Вирт стоял посредине шатра, плечом подпирая центральную балку каркаса, удерживающую всю конструкцию от падения. Анселм, не смотря на недавнюю схватку, выглядел свежим. Бой для него был делом привычным, а потому никто не замечал за ним усталости. Лишь единожды я за все время наших совместных приключений сумел заметить на его лице усталость. Это был тот момент, когда я послал Вирта отбивать один из замков рюглендцев во время войны. Вполне может быть, что именно алкоголь в его организме вечно поддерживал в старом аристократе жизнь и неизмеримые запасы энергии.

Виртом заполнение моего шатра не заканчивалось. Как и всегда я окружил себя офицерами, которые сейчас смотрели на меня, если не как психа сбежавшего из больницы имени Кащенко, то как на дурочка, не способного на самостоятельное мышление. Их недовольные взгляды отражались в отполированном до зеркального блеска круглом бронзовом щите, который сейчас стоял подле моих ног.

— И это мне говорит рыцарь? Неужели ты позволишь победить нам при помощи этих громыхающих труб, воняющий тухлыми яйцами? Как же не скрестить копья с заклятым врагом?

— Одно дело сражаться один на один с соперником на турнире, желая победить ради прекрасной дамы или благоволения монарха, а другое дело в неизвестной земле среди гниющих трупов и вони выпущенной требухи. К тому же, ты не рыцарь, а потому можешь не прибегать каждый раз к поединку.

— Не могу не согласиться с Анселмом. Это очередной поединок ради поединка. Ведь мы даже не знаем наверняка, жив ли Аяк или навеки погребён под грудой камней. — заговорил Фабрис, подготавливающий целебные мази и травы.

— Негоже расстреливать целого императора из пушек. — протестовал в ответ я, — Можно сказать, что лично убивать монархов разной степени важности входит у меня в привычку. Тем паче, что я сам заварил эту кашу и раз уж повёлся на его слова, то все ошибки разгребать мне самому. Вот этим самым копьём.
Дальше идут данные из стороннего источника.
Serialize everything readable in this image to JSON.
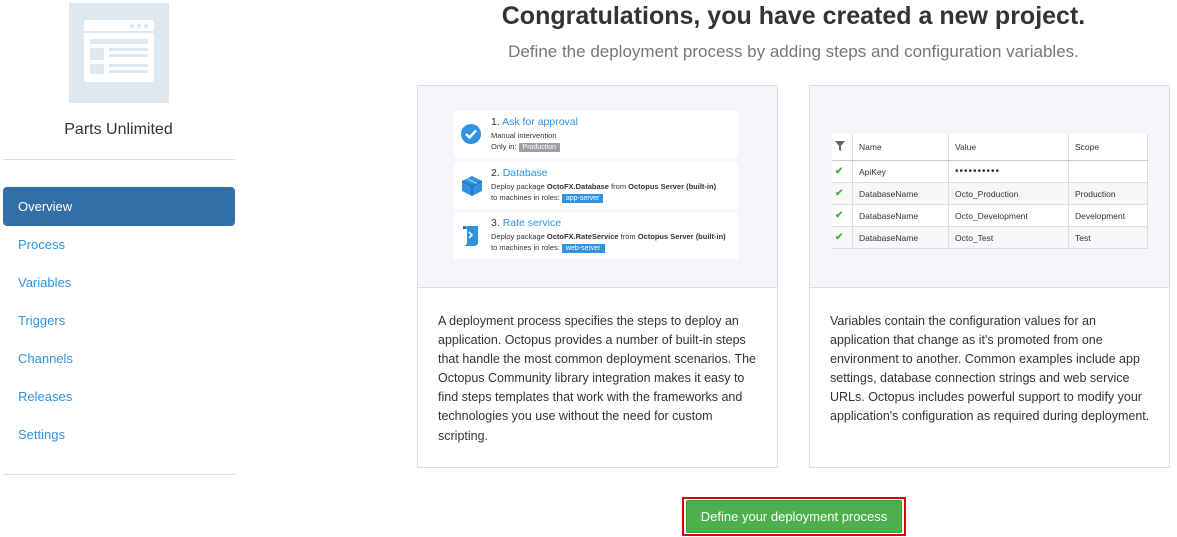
{
  "project": {
    "name": "Parts Unlimited"
  },
  "nav": {
    "items": [
      {
        "label": "Overview",
        "active": true
      },
      {
        "label": "Process"
      },
      {
        "label": "Variables"
      },
      {
        "label": "Triggers"
      },
      {
        "label": "Channels"
      },
      {
        "label": "Releases"
      },
      {
        "label": "Settings"
      }
    ]
  },
  "main": {
    "title": "Congratulations, you have created a new project.",
    "subtitle": "Define the deployment process by adding steps and configuration variables."
  },
  "process_card": {
    "steps": [
      {
        "num": "1.",
        "name": "Ask for approval",
        "line2": "Manual intervention",
        "line3_prefix": "Only in:",
        "tag": "Production",
        "icon": "check-circle-icon"
      },
      {
        "num": "2.",
        "name": "Database",
        "line2_prefix": "Deploy package ",
        "package": "OctoFX.Database",
        "line2_mid": " from ",
        "feed": "Octopus Server (built-in)",
        "line3_prefix": "to machines in roles:",
        "tag": "app-server",
        "icon": "package-icon"
      },
      {
        "num": "3.",
        "name": "Rate service",
        "line2_prefix": "Deploy package ",
        "package": "OctoFX.RateService",
        "line2_mid": " from ",
        "feed": "Octopus Server (built-in)",
        "line3_prefix": "to machines in roles:",
        "tag": "web-server",
        "icon": "script-icon"
      }
    ],
    "text": "A deployment process specifies the steps to deploy an application. Octopus provides a number of built-in steps that handle the most common deployment scenarios. The Octopus Community library integration makes it easy to find steps templates that work with the frameworks and technologies you use without the need for custom scripting."
  },
  "variables_card": {
    "headers": [
      "Name",
      "Value",
      "Scope"
    ],
    "rows": [
      {
        "name": "ApiKey",
        "value": "••••••••••",
        "scope": ""
      },
      {
        "name": "DatabaseName",
        "value": "Octo_Production",
        "scope": "Production"
      },
      {
        "name": "DatabaseName",
        "value": "Octo_Development",
        "scope": "Development"
      },
      {
        "name": "DatabaseName",
        "value": "Octo_Test",
        "scope": "Test"
      }
    ],
    "text": "Variables contain the configuration values for an application that change as it's promoted from one environment to another. Common examples include app settings, database connection strings and web service URLs. Octopus includes powerful support to modify your application's configuration as required during deployment."
  },
  "cta": {
    "label": "Define your deployment process"
  },
  "colors": {
    "accent": "#336fa6",
    "link": "#2f93e0",
    "success": "#4cb04d",
    "highlight": "#dd0000"
  }
}
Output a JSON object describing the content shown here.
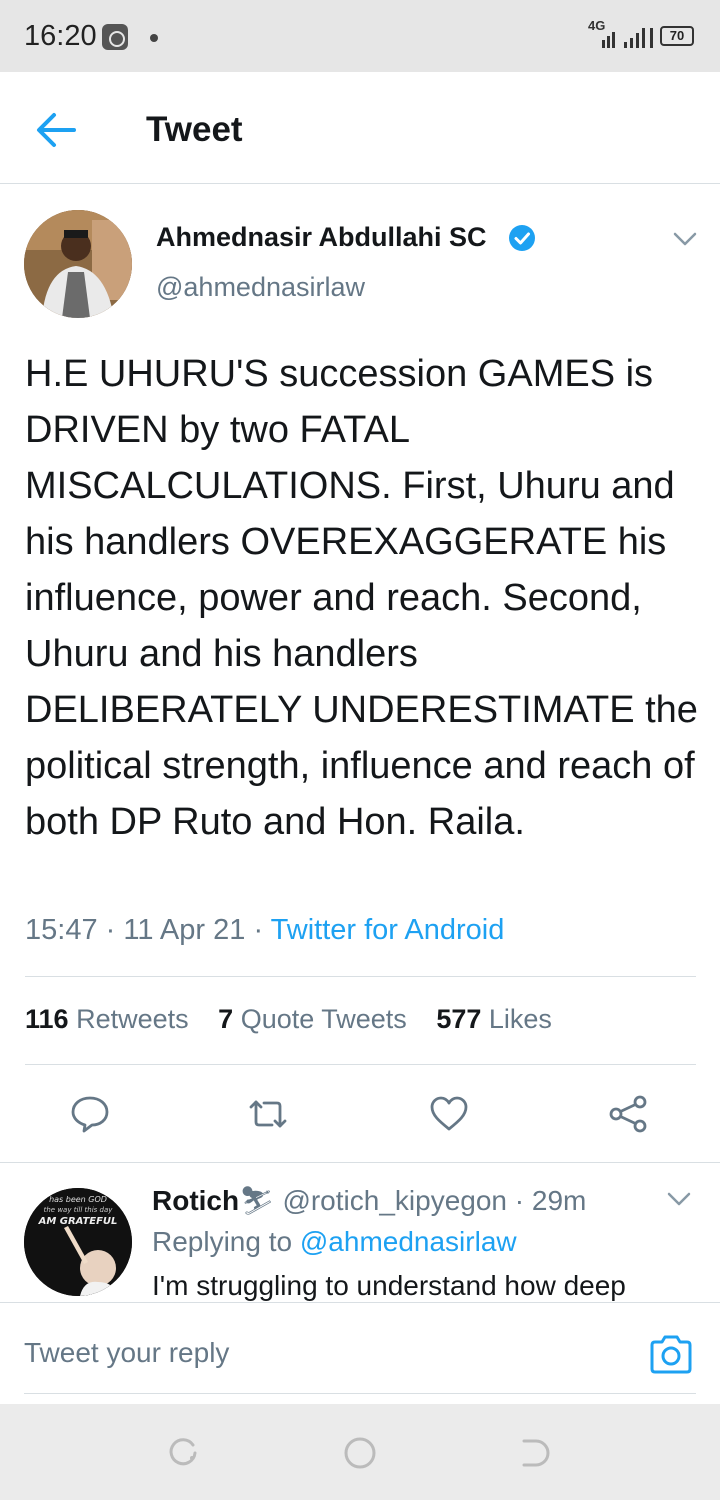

Я поднял своё оружие, которое затачивал уже четверть часа без остановки. Из оружия я решил взять сурскую рогатину. По сравнению с остальными копьями бойцов Лагрики оно было дюже тяжёлым для одноручного хвата, но взял я его исключительно из-за возможности сражаться без щита. Оно было без малого в два с половиной раза тяжелее, чем другие оружия такого типа. Это было немудрено, ведь суры пользовались рогатиной двумя руками, поскольку наконечник был достаточно тяжёлым и длинным, больше даже напоминая небольшой меч на древке, а не нормальное копьё.

— Ты если помрёшь, то что с Черноречьем будет? — обеспокоился важным моментом Бернд, — У нас больше бояр нет.

— Да будь с ним что будет. Пока что для меня главное в схватке победу одержать.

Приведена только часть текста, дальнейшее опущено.